Per NBC/NJ's Mike Memoli, Obama yesterday called the threat posed by
Hurricane Gustav "a very serious situation," and Joe Biden warned that
the storm could be worse than Katrina, as the two running mates warned
residents of the Gulf Coast to heed all warnings. "Even if you've
ridden out this storm before, even if you think that it may pass over,
even if you think that you can wait until last minute, this is going to
be, potentially, very, very serious," Obama told reporters after a
campaign event in Dublin, OH. "For your own safety and your family's
safety, people have to follow the instructions of the officials there
to make sure that this evacuation is going smoothly."
Obama said he and Biden had spoken with Louisiana Gov. Bobby Jindal,
FEMA director Hank Paulson, Sen. Mary Landrieu, and New Orleans Mayor
Ray Nagin. Biden said that because the eastern, more powerful half of
the storm may pass over New Orleans, the impact could be more severe
than Katrina's. "Those folks who rode out, do not ride out again --
ride out of town," he said. "
With the storm forecast showing it could make landfall just as the
Republican National Convention is set to begin, Obama was asked if he
thought President Bush should still attend. He said he didn't "want to
weigh into the White House decision-making," and said the priority has
to be on monitoring efforts on the ground closely. He also said he did
not want to be a "distraction" himself when asked if he would visit the
region. "I will do whatever is required that is useful but right now
the main thing that's useful us letting everyone evacuate out there
now; please evacuate the area," he said.
The Los Angeles Times
says Gustav "is predicted to make landfall west of New Orleans as early
as Monday, just days after the third anniversary of Hurricane Katrina.

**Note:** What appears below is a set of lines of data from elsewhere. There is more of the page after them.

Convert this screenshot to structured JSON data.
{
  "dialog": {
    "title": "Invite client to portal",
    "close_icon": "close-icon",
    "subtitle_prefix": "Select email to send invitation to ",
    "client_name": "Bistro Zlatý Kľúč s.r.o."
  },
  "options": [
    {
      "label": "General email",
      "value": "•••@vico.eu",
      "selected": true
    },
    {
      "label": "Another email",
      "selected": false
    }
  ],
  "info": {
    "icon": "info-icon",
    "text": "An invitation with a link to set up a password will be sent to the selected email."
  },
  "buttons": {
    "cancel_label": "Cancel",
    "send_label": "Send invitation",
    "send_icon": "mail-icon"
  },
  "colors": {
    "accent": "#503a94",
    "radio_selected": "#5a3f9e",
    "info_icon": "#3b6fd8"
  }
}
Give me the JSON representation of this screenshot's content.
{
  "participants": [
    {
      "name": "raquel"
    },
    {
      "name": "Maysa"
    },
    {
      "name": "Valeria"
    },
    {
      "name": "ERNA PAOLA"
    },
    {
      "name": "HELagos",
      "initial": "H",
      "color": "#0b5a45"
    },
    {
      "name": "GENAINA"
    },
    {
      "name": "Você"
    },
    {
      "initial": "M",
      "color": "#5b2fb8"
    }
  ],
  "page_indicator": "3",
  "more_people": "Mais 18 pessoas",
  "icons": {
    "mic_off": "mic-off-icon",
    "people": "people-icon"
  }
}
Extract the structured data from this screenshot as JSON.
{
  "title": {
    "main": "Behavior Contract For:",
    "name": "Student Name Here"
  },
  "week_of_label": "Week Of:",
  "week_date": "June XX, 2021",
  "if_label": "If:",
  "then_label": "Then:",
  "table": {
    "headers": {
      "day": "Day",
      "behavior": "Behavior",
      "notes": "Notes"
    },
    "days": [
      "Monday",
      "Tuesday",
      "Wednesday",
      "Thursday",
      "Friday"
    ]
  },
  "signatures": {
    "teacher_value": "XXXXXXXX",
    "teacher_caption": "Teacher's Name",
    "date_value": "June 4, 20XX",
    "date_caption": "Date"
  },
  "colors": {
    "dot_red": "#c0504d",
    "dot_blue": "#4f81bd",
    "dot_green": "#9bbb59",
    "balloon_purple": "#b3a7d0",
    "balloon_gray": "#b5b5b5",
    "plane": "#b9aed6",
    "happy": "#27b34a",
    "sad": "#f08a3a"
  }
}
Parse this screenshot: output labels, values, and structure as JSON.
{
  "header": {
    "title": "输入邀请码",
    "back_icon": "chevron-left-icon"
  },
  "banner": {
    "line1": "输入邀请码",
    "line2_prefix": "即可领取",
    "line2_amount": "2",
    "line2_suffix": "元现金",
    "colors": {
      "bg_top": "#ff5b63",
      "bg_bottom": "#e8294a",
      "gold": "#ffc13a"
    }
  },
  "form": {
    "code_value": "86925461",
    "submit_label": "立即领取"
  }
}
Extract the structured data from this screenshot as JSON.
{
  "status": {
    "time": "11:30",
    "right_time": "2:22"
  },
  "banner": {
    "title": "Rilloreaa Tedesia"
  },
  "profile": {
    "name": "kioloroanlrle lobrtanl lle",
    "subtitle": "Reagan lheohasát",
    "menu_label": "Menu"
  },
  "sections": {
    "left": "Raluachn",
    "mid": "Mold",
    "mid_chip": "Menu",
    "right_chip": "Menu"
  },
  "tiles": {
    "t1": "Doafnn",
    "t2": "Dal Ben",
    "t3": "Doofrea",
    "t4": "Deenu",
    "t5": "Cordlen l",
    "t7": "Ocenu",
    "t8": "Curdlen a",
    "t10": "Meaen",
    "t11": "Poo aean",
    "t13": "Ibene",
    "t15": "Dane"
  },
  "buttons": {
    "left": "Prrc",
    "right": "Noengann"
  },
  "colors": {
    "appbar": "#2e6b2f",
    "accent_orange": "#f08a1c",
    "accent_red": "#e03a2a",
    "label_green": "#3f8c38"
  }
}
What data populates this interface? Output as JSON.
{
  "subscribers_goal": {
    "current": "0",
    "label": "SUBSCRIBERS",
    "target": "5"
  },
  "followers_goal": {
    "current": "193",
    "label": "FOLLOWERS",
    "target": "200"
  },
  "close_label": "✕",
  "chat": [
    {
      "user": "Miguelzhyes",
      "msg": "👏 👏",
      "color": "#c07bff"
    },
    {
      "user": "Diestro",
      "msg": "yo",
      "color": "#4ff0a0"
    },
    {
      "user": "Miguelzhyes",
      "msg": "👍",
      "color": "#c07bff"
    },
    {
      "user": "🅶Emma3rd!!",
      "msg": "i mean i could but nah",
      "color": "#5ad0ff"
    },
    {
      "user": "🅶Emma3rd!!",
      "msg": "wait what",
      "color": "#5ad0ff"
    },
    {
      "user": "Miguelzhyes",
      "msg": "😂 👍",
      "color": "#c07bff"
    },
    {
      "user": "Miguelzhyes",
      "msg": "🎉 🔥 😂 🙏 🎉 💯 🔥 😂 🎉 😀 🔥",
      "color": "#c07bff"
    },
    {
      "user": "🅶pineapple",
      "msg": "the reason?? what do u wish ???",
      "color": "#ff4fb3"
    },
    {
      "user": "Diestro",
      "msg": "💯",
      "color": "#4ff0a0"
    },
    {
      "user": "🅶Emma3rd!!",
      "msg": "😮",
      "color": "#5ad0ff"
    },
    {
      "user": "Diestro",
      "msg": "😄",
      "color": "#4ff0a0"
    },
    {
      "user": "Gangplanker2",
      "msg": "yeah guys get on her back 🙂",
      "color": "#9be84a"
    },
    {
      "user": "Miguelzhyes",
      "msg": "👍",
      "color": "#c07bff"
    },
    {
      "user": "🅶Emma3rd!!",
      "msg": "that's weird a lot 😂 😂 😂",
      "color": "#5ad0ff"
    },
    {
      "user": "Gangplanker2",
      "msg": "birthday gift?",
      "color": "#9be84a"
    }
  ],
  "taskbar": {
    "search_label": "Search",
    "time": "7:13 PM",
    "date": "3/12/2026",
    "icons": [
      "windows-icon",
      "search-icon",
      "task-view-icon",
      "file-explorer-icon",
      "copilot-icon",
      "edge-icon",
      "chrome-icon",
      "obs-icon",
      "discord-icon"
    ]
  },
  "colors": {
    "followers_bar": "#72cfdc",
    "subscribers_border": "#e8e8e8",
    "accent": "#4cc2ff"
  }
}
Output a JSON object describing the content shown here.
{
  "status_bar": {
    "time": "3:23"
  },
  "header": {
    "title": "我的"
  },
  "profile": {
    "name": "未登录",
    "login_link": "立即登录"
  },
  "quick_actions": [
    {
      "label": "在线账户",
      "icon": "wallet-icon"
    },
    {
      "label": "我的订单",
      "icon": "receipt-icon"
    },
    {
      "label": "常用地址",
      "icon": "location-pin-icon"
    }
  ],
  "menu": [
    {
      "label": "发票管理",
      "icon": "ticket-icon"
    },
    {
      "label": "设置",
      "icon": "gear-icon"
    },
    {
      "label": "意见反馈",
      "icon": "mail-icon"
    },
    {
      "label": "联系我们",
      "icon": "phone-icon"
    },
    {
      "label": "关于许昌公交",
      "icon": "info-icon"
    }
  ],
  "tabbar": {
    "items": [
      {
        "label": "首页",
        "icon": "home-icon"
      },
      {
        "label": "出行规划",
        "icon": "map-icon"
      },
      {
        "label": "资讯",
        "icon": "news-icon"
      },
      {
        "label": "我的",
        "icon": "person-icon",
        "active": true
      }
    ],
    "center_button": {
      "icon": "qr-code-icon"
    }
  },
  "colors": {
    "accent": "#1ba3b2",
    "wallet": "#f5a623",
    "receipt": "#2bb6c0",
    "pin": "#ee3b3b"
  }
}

But National Weather Service officials cautioned that the hurricane's
path could shift and that it could strike anywhere from Texas to
Florida in the next few days. Apart from humanitarian concerns, the
GOP's image-makers are mindful of the public relations and political
cost if the party appears to be partying in Minnesota while Americans
are battling to survive a devastating hurricane."
"You know it just wouldn't be appropriate to have a festive occasion while a near tragedy or a terrible challenge is presented in the form of a natural disaster, so we're monitoring it from day to day and I'm saying a few prayers, too," McCain said.
The news that Bush isn't expected to attend the GOP convention comes at the same time as a New York Times Magazine piece notes the friction between the Bush and McCain camps. "Anxious denizens of Bushworld worry that McCain will beat himself and in the process take down their best chance for deliverance when it comes to the verdict of history. One former Bush aide who spends his days publicly bashing Barack Obama sat down for lunch with me recently and before the appetizers even arrived lamented that the Democrat will probably crush McCain. He ruefully called Obama one of the three most talented political figures of his lifetime, along with John F. Kennedy and Ronald Reagan. Bush's political guru, Karl Rove, in conversations with friends this summer, could hardly restrain his exasperation at what he saw as the McCain team's dysfunctional organization and sclerotic message. And the president himself … privately rails about what he considers McCain's undisciplined approach to the campaign and grouses about McCain's efforts to distance himself from the administration."
More: McCain has not called the president for advice, so Bush vents his frustrations and criticisms of Obama during phone calls and get-togethers with current and former advisers. (He and Rove still meet for lunch every few weeks.) They say that the elevation of some veterans from their team, like Steve Schmidt and Nicolle Wallace, to key positions within the campaign is making a difference, and there have been signs lately that more order has been imposed on the operation. People in both the McCain and Bush camps take heart in polls showing a closer race than many initially expected. But longstanding suspicions are hard to overcome. 'You've got a lot of people in that campaign who really dislike the president,' a McCain insider said. 'There's still a lot of people who carry a torch for the 2000 campaign.' Among them, members of the McCain camp say, is the candidate's wife, Cindy, who remains bitter over the personal attacks on her family eight years ago."